Merkel: Deutschland ist stark und fähig, die Krise zu meistern

Regierungserklärung der Bundeskanzlerin im Bundestag zur Lage auf den Finanzmärkten

(MEDRUM) "Deutschland ist stark", lautete ein Kernsatz von
Bundeskanzlerin Angela Merkel in ihrer heutigen Regierungserklärung im
Deutschen Bundestag. Sie sei zuversichtlich, dass die Folgen der Krise
gemeistert werden können.

Angela
Merkel stellte zwei Hauptaufgaben heraus, die durch die Finanzkrise erfüllt werden müssten. Erstens sei Tag für Tag klassisches Krisenmanagement zu
leisten, wie dies im Fall HRE geschehen sei, und zweitens müsse über
den Tag hinaus gedacht und Zukunftsperspektiven gestaltet werden,
um präventiv vorgehen zu können.

Merkel schilderte zu Beginn
ihrer heutigen Rede den Anfang der Krise. Aus einer amerikanischen
Immobilienkrise sei eine globale Finanzmarktkrise geworden. Das
Vertrauen, als wichtigster Währung der Finanzmärkte, sei verloren
gegangen. Entscheidend sei es nun, das Vertrauen in den Markt wieder
herzustellen.  Sie sieht dies als Hauptaufgabe, um die Krise zu
überwinden. Hier ordnete sie auch die erneuerte Zusage ein, dass die
Einlagen der Bürger bei Banken von staatlicher Seite garantiert werden.
"Diese Erklärung gilt", so Merkel.

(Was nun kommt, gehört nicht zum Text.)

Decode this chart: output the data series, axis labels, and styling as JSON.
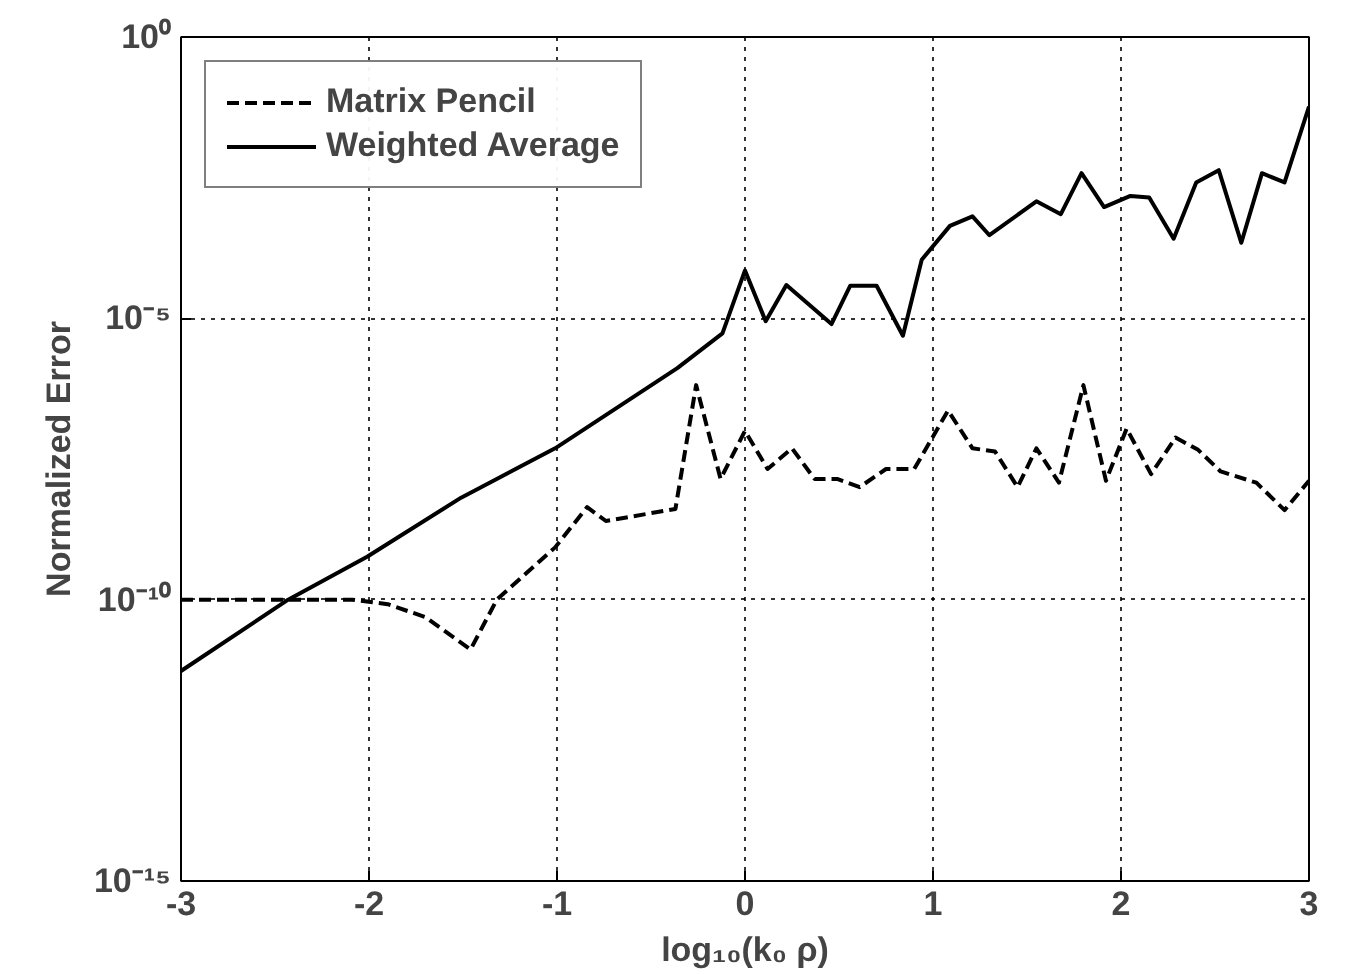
{
  "chart_data": {
    "type": "line",
    "xlabel": "log₁₀(k₀ ρ)",
    "ylabel": "Normalized Error",
    "log": "y",
    "grid": true,
    "legend": "top left",
    "xlim": [
      -3,
      3
    ],
    "xticks": [
      -3,
      -2,
      -1,
      0,
      1,
      2,
      3
    ],
    "ylim": [
      1e-15,
      1
    ],
    "yticks": [
      {
        "value": 1e-15,
        "label": "10⁻¹⁵"
      },
      {
        "value": 1e-10,
        "label": "10⁻¹⁰"
      },
      {
        "value": 1e-05,
        "label": "10⁻⁵"
      },
      {
        "value": 1,
        "label": "10⁰"
      }
    ],
    "series": [
      {
        "name": "Matrix Pencil",
        "color": "#000000",
        "line_style": "dashed",
        "x": [
          -3,
          -2.09,
          -1.9,
          -1.7,
          -1.46,
          -1.32,
          -1.01,
          -0.84,
          -0.74,
          -0.37,
          -0.26,
          -0.13,
          0.0,
          0.12,
          0.25,
          0.37,
          0.49,
          0.61,
          0.75,
          0.9,
          1.08,
          1.21,
          1.33,
          1.45,
          1.55,
          1.67,
          1.8,
          1.92,
          2.03,
          2.16,
          2.29,
          2.41,
          2.53,
          2.72,
          2.87,
          3.0
        ],
        "values": [
          1e-10,
          1e-10,
          8.3e-11,
          4.9e-11,
          1.3e-11,
          1e-10,
          8.5e-10,
          4.4e-09,
          2.5e-09,
          4.1e-09,
          6.5e-07,
          1.4e-08,
          1e-07,
          2.1e-08,
          4.9e-08,
          1.4e-08,
          1.4e-08,
          1e-08,
          2.1e-08,
          2.1e-08,
          2.3e-07,
          4.9e-08,
          4.3e-08,
          1e-08,
          4.9e-08,
          1.2e-08,
          6.5e-07,
          1.3e-08,
          1.1e-07,
          1.7e-08,
          7.6e-08,
          4.6e-08,
          1.9e-08,
          1.2e-08,
          3.9e-09,
          1.3e-08
        ]
      },
      {
        "name": "Weighted Average",
        "color": "#000000",
        "line_style": "solid",
        "x": [
          -3,
          -2.43,
          -2.01,
          -1.51,
          -1.01,
          -0.36,
          -0.12,
          0.0,
          0.11,
          0.22,
          0.46,
          0.56,
          0.7,
          0.84,
          0.94,
          1.09,
          1.21,
          1.3,
          1.55,
          1.68,
          1.79,
          1.91,
          2.05,
          2.15,
          2.28,
          2.4,
          2.52,
          2.64,
          2.75,
          2.87,
          3.0
        ],
        "values": [
          5.4e-12,
          1e-10,
          5.8e-10,
          6.5e-09,
          4.9e-08,
          1.3e-06,
          5.4e-06,
          7.1e-05,
          8.9e-06,
          3.9e-05,
          7.9e-06,
          3.8e-05,
          3.8e-05,
          4.9e-06,
          0.00011,
          0.00044,
          0.00065,
          0.0003,
          0.0012,
          0.00071,
          0.0038,
          0.00095,
          0.0015,
          0.0014,
          0.00026,
          0.0026,
          0.0043,
          0.00022,
          0.0038,
          0.0026,
          0.058
        ]
      }
    ]
  }
}
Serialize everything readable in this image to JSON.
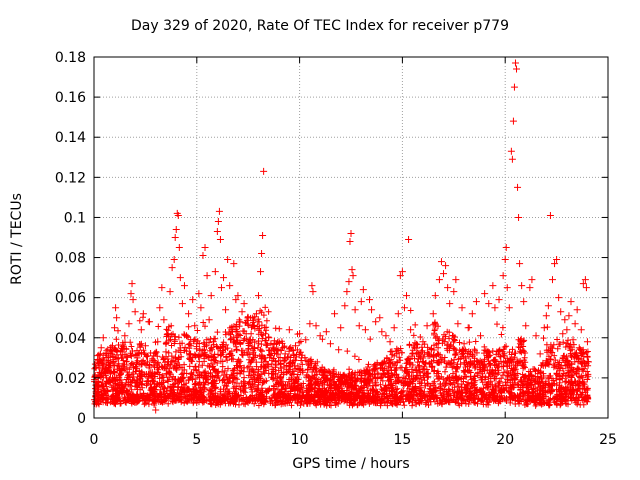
{
  "chart_data": {
    "type": "scatter",
    "title": "Day 329 of 2020, Rate Of TEC Index for receiver p779",
    "xlabel": "GPS time / hours",
    "ylabel": "ROTI / TECUs",
    "xlim": [
      0,
      25
    ],
    "ylim": [
      0,
      0.18
    ],
    "xticks": [
      0,
      5,
      10,
      15,
      20,
      25
    ],
    "xtick_labels": [
      "0",
      "5",
      "10",
      "15",
      "20",
      "25"
    ],
    "yticks": [
      0,
      0.02,
      0.04,
      0.06,
      0.08,
      0.1,
      0.12,
      0.14,
      0.16,
      0.18
    ],
    "ytick_labels": [
      "0",
      "0.02",
      "0.04",
      "0.06",
      "0.08",
      "0.1",
      "0.12",
      "0.14",
      "0.16",
      "0.18"
    ],
    "grid": true,
    "marker": "+",
    "color": "#ff0000",
    "series": [
      {
        "name": "ROTI",
        "points": [
          [
            0.1,
            0.013
          ],
          [
            0.2,
            0.02
          ],
          [
            0.3,
            0.028
          ],
          [
            0.35,
            0.035
          ],
          [
            0.45,
            0.04
          ],
          [
            0.5,
            0.024
          ],
          [
            0.6,
            0.017
          ],
          [
            0.7,
            0.031
          ],
          [
            0.8,
            0.022
          ],
          [
            0.9,
            0.036
          ],
          [
            1.0,
            0.045
          ],
          [
            1.05,
            0.055
          ],
          [
            1.1,
            0.05
          ],
          [
            1.2,
            0.027
          ],
          [
            1.3,
            0.019
          ],
          [
            1.4,
            0.033
          ],
          [
            1.5,
            0.041
          ],
          [
            1.6,
            0.025
          ],
          [
            1.7,
            0.047
          ],
          [
            1.8,
            0.062
          ],
          [
            1.85,
            0.067
          ],
          [
            1.9,
            0.059
          ],
          [
            2.0,
            0.053
          ],
          [
            2.1,
            0.03
          ],
          [
            2.2,
            0.022
          ],
          [
            2.3,
            0.044
          ],
          [
            2.4,
            0.052
          ],
          [
            2.5,
            0.036
          ],
          [
            2.6,
            0.028
          ],
          [
            2.7,
            0.048
          ],
          [
            2.8,
            0.014
          ],
          [
            2.9,
            0.031
          ],
          [
            3.0,
            0.004
          ],
          [
            3.1,
            0.038
          ],
          [
            3.2,
            0.055
          ],
          [
            3.3,
            0.065
          ],
          [
            3.4,
            0.049
          ],
          [
            3.5,
            0.033
          ],
          [
            3.6,
            0.042
          ],
          [
            3.7,
            0.063
          ],
          [
            3.8,
            0.075
          ],
          [
            3.9,
            0.079
          ],
          [
            3.95,
            0.09
          ],
          [
            4.0,
            0.094
          ],
          [
            4.05,
            0.102
          ],
          [
            4.1,
            0.101
          ],
          [
            4.15,
            0.085
          ],
          [
            4.2,
            0.07
          ],
          [
            4.3,
            0.057
          ],
          [
            4.4,
            0.066
          ],
          [
            4.5,
            0.041
          ],
          [
            4.6,
            0.052
          ],
          [
            4.7,
            0.032
          ],
          [
            4.8,
            0.059
          ],
          [
            4.9,
            0.046
          ],
          [
            5.0,
            0.037
          ],
          [
            5.1,
            0.062
          ],
          [
            5.2,
            0.055
          ],
          [
            5.3,
            0.081
          ],
          [
            5.4,
            0.085
          ],
          [
            5.5,
            0.071
          ],
          [
            5.6,
            0.049
          ],
          [
            5.7,
            0.061
          ],
          [
            5.8,
            0.038
          ],
          [
            5.9,
            0.073
          ],
          [
            6.0,
            0.093
          ],
          [
            6.05,
            0.098
          ],
          [
            6.1,
            0.103
          ],
          [
            6.15,
            0.089
          ],
          [
            6.2,
            0.065
          ],
          [
            6.3,
            0.07
          ],
          [
            6.4,
            0.054
          ],
          [
            6.5,
            0.079
          ],
          [
            6.6,
            0.066
          ],
          [
            6.7,
            0.044
          ],
          [
            6.8,
            0.077
          ],
          [
            6.9,
            0.059
          ],
          [
            7.0,
            0.061
          ],
          [
            7.1,
            0.048
          ],
          [
            7.2,
            0.053
          ],
          [
            7.3,
            0.057
          ],
          [
            7.4,
            0.042
          ],
          [
            7.5,
            0.05
          ],
          [
            7.6,
            0.039
          ],
          [
            7.7,
            0.046
          ],
          [
            7.8,
            0.035
          ],
          [
            7.9,
            0.052
          ],
          [
            8.0,
            0.061
          ],
          [
            8.1,
            0.073
          ],
          [
            8.15,
            0.082
          ],
          [
            8.2,
            0.091
          ],
          [
            8.25,
            0.123
          ],
          [
            8.3,
            0.045
          ],
          [
            8.5,
            0.04
          ],
          [
            8.7,
            0.035
          ],
          [
            9.0,
            0.038
          ],
          [
            9.3,
            0.032
          ],
          [
            9.5,
            0.044
          ],
          [
            9.8,
            0.036
          ],
          [
            10.0,
            0.042
          ],
          [
            10.3,
            0.039
          ],
          [
            10.5,
            0.047
          ],
          [
            10.6,
            0.066
          ],
          [
            10.65,
            0.063
          ],
          [
            10.8,
            0.046
          ],
          [
            11.0,
            0.041
          ],
          [
            11.3,
            0.043
          ],
          [
            11.5,
            0.037
          ],
          [
            11.7,
            0.052
          ],
          [
            11.9,
            0.034
          ],
          [
            12.0,
            0.045
          ],
          [
            12.2,
            0.056
          ],
          [
            12.3,
            0.063
          ],
          [
            12.4,
            0.068
          ],
          [
            12.45,
            0.088
          ],
          [
            12.5,
            0.092
          ],
          [
            12.55,
            0.074
          ],
          [
            12.6,
            0.071
          ],
          [
            12.7,
            0.054
          ],
          [
            12.9,
            0.046
          ],
          [
            13.0,
            0.058
          ],
          [
            13.1,
            0.064
          ],
          [
            13.2,
            0.044
          ],
          [
            13.4,
            0.059
          ],
          [
            13.5,
            0.054
          ],
          [
            13.7,
            0.048
          ],
          [
            13.9,
            0.05
          ],
          [
            14.0,
            0.043
          ],
          [
            14.2,
            0.041
          ],
          [
            14.4,
            0.038
          ],
          [
            14.6,
            0.045
          ],
          [
            14.8,
            0.052
          ],
          [
            14.9,
            0.071
          ],
          [
            15.0,
            0.073
          ],
          [
            15.1,
            0.055
          ],
          [
            15.2,
            0.061
          ],
          [
            15.3,
            0.089
          ],
          [
            15.4,
            0.044
          ],
          [
            15.6,
            0.035
          ],
          [
            15.8,
            0.032
          ],
          [
            16.0,
            0.038
          ],
          [
            16.2,
            0.046
          ],
          [
            16.4,
            0.034
          ],
          [
            16.5,
            0.052
          ],
          [
            16.6,
            0.061
          ],
          [
            16.8,
            0.069
          ],
          [
            16.9,
            0.078
          ],
          [
            17.0,
            0.072
          ],
          [
            17.1,
            0.076
          ],
          [
            17.2,
            0.065
          ],
          [
            17.3,
            0.057
          ],
          [
            17.5,
            0.063
          ],
          [
            17.6,
            0.069
          ],
          [
            17.7,
            0.047
          ],
          [
            17.9,
            0.055
          ],
          [
            18.0,
            0.037
          ],
          [
            18.2,
            0.045
          ],
          [
            18.4,
            0.052
          ],
          [
            18.6,
            0.058
          ],
          [
            18.8,
            0.041
          ],
          [
            19.0,
            0.062
          ],
          [
            19.2,
            0.057
          ],
          [
            19.4,
            0.066
          ],
          [
            19.5,
            0.055
          ],
          [
            19.7,
            0.059
          ],
          [
            19.9,
            0.071
          ],
          [
            20.0,
            0.079
          ],
          [
            20.05,
            0.085
          ],
          [
            20.1,
            0.065
          ],
          [
            20.2,
            0.055
          ],
          [
            20.3,
            0.133
          ],
          [
            20.35,
            0.129
          ],
          [
            20.4,
            0.148
          ],
          [
            20.45,
            0.165
          ],
          [
            20.5,
            0.177
          ],
          [
            20.55,
            0.174
          ],
          [
            20.6,
            0.115
          ],
          [
            20.65,
            0.1
          ],
          [
            20.7,
            0.077
          ],
          [
            20.8,
            0.066
          ],
          [
            20.9,
            0.058
          ],
          [
            21.0,
            0.046
          ],
          [
            21.2,
            0.065
          ],
          [
            21.3,
            0.069
          ],
          [
            21.5,
            0.041
          ],
          [
            21.7,
            0.032
          ],
          [
            21.9,
            0.045
          ],
          [
            22.0,
            0.051
          ],
          [
            22.1,
            0.056
          ],
          [
            22.2,
            0.101
          ],
          [
            22.3,
            0.069
          ],
          [
            22.4,
            0.077
          ],
          [
            22.5,
            0.079
          ],
          [
            22.6,
            0.06
          ],
          [
            22.7,
            0.053
          ],
          [
            22.8,
            0.042
          ],
          [
            22.9,
            0.049
          ],
          [
            23.0,
            0.044
          ],
          [
            23.1,
            0.051
          ],
          [
            23.2,
            0.058
          ],
          [
            23.3,
            0.039
          ],
          [
            23.4,
            0.047
          ],
          [
            23.5,
            0.054
          ],
          [
            23.6,
            0.035
          ],
          [
            23.7,
            0.044
          ],
          [
            23.8,
            0.067
          ],
          [
            23.9,
            0.069
          ],
          [
            23.95,
            0.065
          ],
          [
            24.0,
            0.038
          ],
          [
            24.05,
            0.028
          ]
        ]
      }
    ]
  }
}
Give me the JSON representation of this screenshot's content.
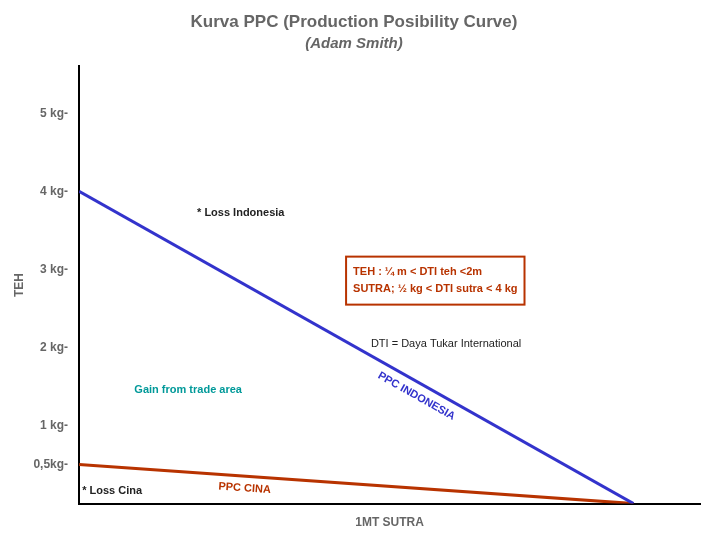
{
  "chart_data": {
    "type": "line",
    "title": "Kurva PPC (Production Posibility Curve)",
    "subtitle": "(Adam Smith)",
    "x_label": "1MT SUTRA",
    "y_label": "TEH",
    "x": [
      0,
      1
    ],
    "series": [
      {
        "name": "PPC INDONESIA",
        "color": "#3333cc",
        "values": [
          4,
          0
        ]
      },
      {
        "name": "PPC CINA",
        "color": "#b83300",
        "values": [
          0.5,
          0
        ]
      }
    ],
    "xlim": [
      0,
      1.12
    ],
    "ylim": [
      0,
      5.6
    ],
    "yticks": [
      {
        "value": 0.5,
        "label": "0,5kg-"
      },
      {
        "value": 1,
        "label": "1 kg-"
      },
      {
        "value": 2,
        "label": "2 kg-"
      },
      {
        "value": 3,
        "label": "3 kg-"
      },
      {
        "value": 4,
        "label": "4 kg-"
      },
      {
        "value": 5,
        "label": "5 kg-"
      }
    ],
    "tick_labels": "y",
    "grid": false,
    "annotations": [
      {
        "text": "* Loss Indonesia"
      },
      {
        "text": "* Loss Cina"
      },
      {
        "text": "Gain from trade area",
        "color": "#009999"
      },
      {
        "text": "DTI = Daya Tukar International"
      },
      {
        "lines": [
          "TEH : ¼ m < DTI teh <2m",
          "SUTRA; ½ kg < DTI sutra < 4 kg"
        ],
        "color": "#b83300"
      }
    ]
  }
}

Sie machte auch deutlich, dass die Maßnahmen der Bundesregierung nicht darauf angelelgt sind, einzelne Banken zu retten, sondern am Gemeinwohl ausgerichtet sind. "Alle Maßnahmen dienen dem Funktionieren unserer Wirtschaft und vor allen Dingen den Bürgerinnen
und Bürgern in unserem Land", erklärte Merkel.

Für die
Bundeskanzlerin geht es in der jetzigen Krise vor allem auch um das
Vertrauen in unsere Wirtschafts- und Gesellschaftsordnung. Die soziale
Marktwirtschaft, dies sei ihre feste Überzeugung, sei das beste
Wirtschafts- und Sozialmodell, das es gebe. Die jetzige Krise des
Finanzsektors biete auch die Chance, dass alle innerhalb und außerhalb
Deutschlands die internationale Dimension der sozialen Marktwirtschaft
erkennen, verstehen lernen und den Anspruch haben, sie gestalten zu
wollen. Dafür habe man bereits während der G8-Präsidentschaft und auf
dem G8-Gipfel in Heiligendamm gekämpft, wenn auch damals noch
vergeblich. Jetzt erkenne aber jeder, wie wichtig es sei, Vorschläge zu
unterbreiten und Maßnahmen zu treffen. Deshalb seien jetzt die gleichen
Dinge, entsprechend ausgeweitet, Teil der Langfriststrategie der
Bundesregierung für die Gestaltung der sozialen Marktwirtschaft in ihrer
internationalen Dimension. Dafür sei ein abgestimmtes europäisches und
internationales Handeln erforderlich und dies sei immer wieder betont
worden, zum Beispiel in der Transparenz-Initiative. Alle
internationalen Positionen zur Lösung der Probleme seien im September
zusammen mit dem französischen Staatspräsidenten festgehalten und noch
einmal in einem Treffen mit dem britischen Premierminister und dem
italienischen Ministerpräsidenten konkretisiert worden. Diese beruhten
wesentlich auf den Vorschlägen des Forums für Finanzmarktstabilität aus
dem April 2008 (Anhang). Dabei ginge es um die Verbesserung des
Liquiditätsmanagements, die Behandlung außerbilanzieller Risiken, die
Bewertung illiquider Vermögensgegenstände, um Transparenzregeln auf
den Finanzmärkten und um den Umgang mit Rating.

Der Enthusiasmus für
solche Regelungen sei noch bis zum Sommer auf der Ebene der
Regierungschefs nicht so groß gewesen wie er hätte sein müssen.
Erste und wesentliche Fortschritte bei der Umsetzung seien allerdings
jetzt zu verzeichnen. Zahlreiche weitere Vorschläge des Forums sollen
bis Ende 2008 verwirklicht werden. Der Finanzminister werde in den
nächsten Tagen nach Amerika reisen und diese Diskussion fortsetzen. Die
Bundesregierung werde an der Spitze derjenigen stehen, die bessere
künftige Regelungen fordern, unterstrich die Bundeskanzlerin.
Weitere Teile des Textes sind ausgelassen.